Air India: Can my 20th-century airline of choice lure me back?

·4-min read
Air India is flying high (Getty Images)
Air India is flying high (Getty Images)

Oh, Air India, how I adored thee. In the 1990s, the Indian national carrier was a favourite. I flew on its big, comfortable jumbo jets many times. Either I was flying to and from India, which was always a thrill, or I was taking advantage of the “fifth freedom” routes from London Heathrow to New York JFK and Toronto.

Yes, for many years Air India was the carrier of choice across the Atlantic: it had the right to pick up passengers in London and take them, economically, to the main gateways for the US and Canada respectively. The experience was always good value and exotic: for seven hours, you were transported to South Asia, with delicious food, friendly cabin crew and interesting fellow travellers.

Yet ahead of a meeting with Campbell Wilson, chief executive officer and managing director of Air India, I checked my travel records and discovered I had not flown with his airline this century. I have been to India on multiple occasions in the past two decades, but on airlines such as Gulf Air, Kuwait Airways and even Cathay Pacific (for a time there was a handy Dubai-Mumbai link on the Hong Kong-based airline).

Golden years: Air India was one of the leading 20th-century airlines (Air India)
Golden years: Air India was one of the leading 20th-century airlines (Air India)

India-UK-North America routes shrank and then disappeared completely; Air India planes now fly over the UK rather than pausing to pick up thrifty travellers.

So, I wondered: what can the new boss offer to tempt me back on board?

“We want to go nonstop from India to all of the key markets in the world with new product, with more reliability, with brand-new aircraft.

“If we’re providing reliability, good value, good service, good brand, good prices, nonstop service, there’s no reason why you wouldn’t choose us.”

Air India began life in 1932 as Tata Air Services, but spent decades as a bloated, loss-making nationalised carrier – protected against foreign competion by restrictions that suppressed international capacity. It finally returned to the mother ship, Tata Group.

“The staff breathed a huge sigh of relief when Tata was announced as the successful bidder,” says Mr Wilson. “Because they knew, right now, it’s going to be done properly.”

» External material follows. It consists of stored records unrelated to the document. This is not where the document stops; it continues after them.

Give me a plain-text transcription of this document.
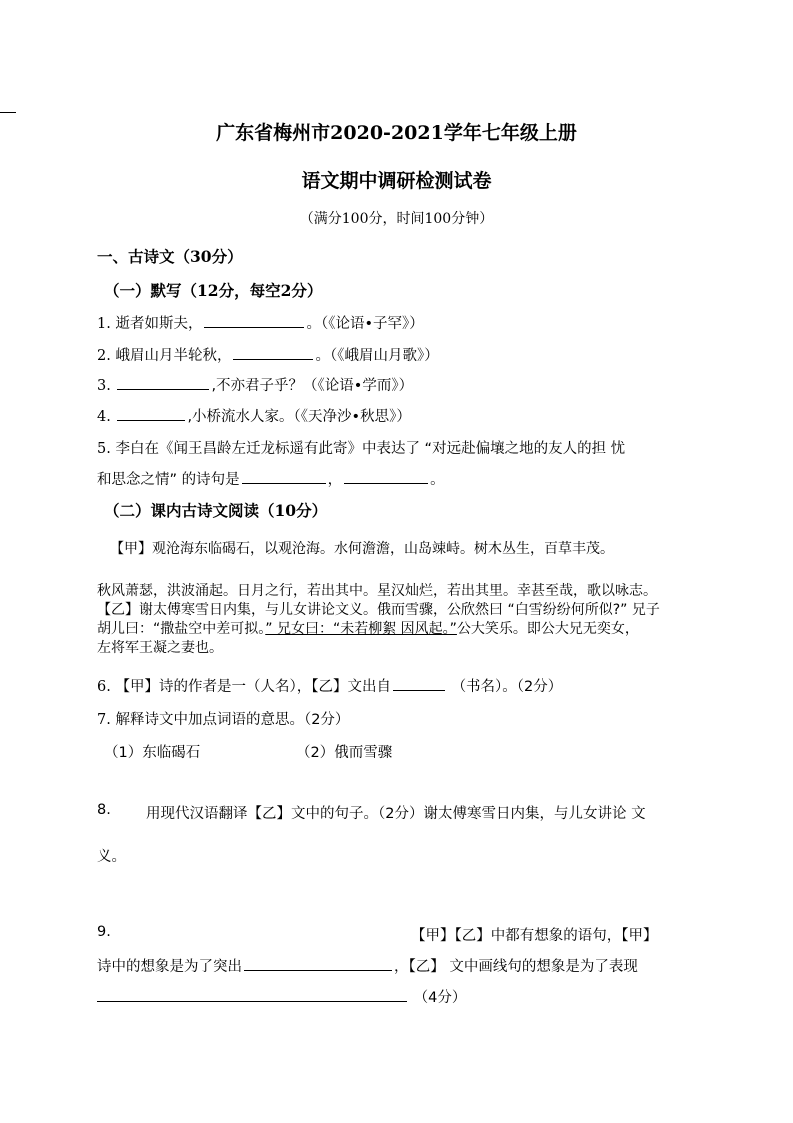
广东省梅州市2020-2021学年七年级上册
语文期中调研检测试卷
（满分100分，时间100分钟）
一、古诗文（30分）
（一）默写（12分，每空2分）
1. 逝者如斯夫，	。（《论语•子罕》）
2. 峨眉山月半轮秋，	。（《峨眉山月歌》）
3.	,不亦君子乎？（《论语•学而》）
4.	,小桥流水人家。（《天净沙•秋思》）
5. 李白在《闻王昌龄左迁龙标遥有此寄》中表达了 “对远赴偏壤之地的友人的担 忧
和思念之情” 的诗句是	，	。
（二）课内古诗文阅读（10分）
【甲】观沧海东临碣石，以观沧海。水何澹澹，山岛竦峙。树木丛生，百草丰茂。
秋风萧瑟，洪波涌起。日月之行，若出其中。星汉灿烂，若出其里。幸甚至哉，歌以咏志。
【乙】谢太傅寒雪日内集，与儿女讲论文义。俄而雪骤，公欣然曰 “白雪纷纷何所似?” 兄子
胡儿曰：“撒盐空中差可拟。” 兄女曰：“未若柳絮 因风起。”公大笑乐。即公大兄无奕女，
左将军王凝之妻也。
6. 【甲】诗的作者是一（人名），【乙】文出自	（书名）。（2分）
7. 解释诗文中加点词语的意思。（2分）
（1）东临碣石	（2）俄而雪骤
8. 用现代汉语翻译【乙】文中的句子。（2分）谢太傅寒雪日内集，与儿女讲论 文
义。
9.	【甲】【乙】中都有想象的语句，【甲】
诗中的想象是为了突出	，【乙】 文中画线句的想象是为了表现
（4分）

Right now Air India is in an expansive mood, with 470 new planes on order from Airbus and Boeing almost quadrupling its fleet – thanks to what Mr Wilson calls “patient and visionary capital” invested by Tata Group.

“Sit back and look at the India story: 1.3 billion people, 6.5 per cent economic growth, air travel growing 1.5 per cent faster than GDP. The winds of the world are now aligning behind India.”

This week Air India deployed some of its existing 126-strong fleet on launching its first flights from Gatwick – with Amritsar, Ahmedabad, Goa and Kochi all appearing on the destination screens.

The move allows the airline to increase frequency on its key routes from Heathrow, Delhi and Mumbai. And: “We can serve these four predominantly leisure destinations just as effectively from Gatwick as from Heathrow.”

India is also on the way to many tempting destinations. Airline schedule analyst Sean Moulton says: “India is in an optimum location to expand connections between the UK and Europe to the far east and Australia”.

But the ever-complex visa rules make the option of a stopover in Delhi or Mumbai (one of my favourite cities anywhere in the world) less appealing than the Gulf for trips between the UK and destinations such as Bangkok, Hong Kong and Singapore.

Mr Moulton offers some free advice for a carrier based in a nation with some notorious red tape for visitors: “Air India needs to focus growing in major cities which have high yield and point-to-point potential. London is an example of this, but so is Manchester which is unserved from Delhi and Mumbai – despite over 150,000 passengers flying indirectly to these cities from northern England annually.”

Wherever British travellers want to go in India, they can reach it with a single connection in the Gulf. With Saudi Arabia expanding its aviation industry, Riyadh will soon be added to Abu Dhabi, Doha, Dubai and the rest as a suitable passage to India.

“Geography, demography, diaspora,” Campbell Wilson counters. “People have not been well served by the national carrier in the past – all of these things can be fixed. It is our game to play.

“I have the most exciting job in world aviation today.”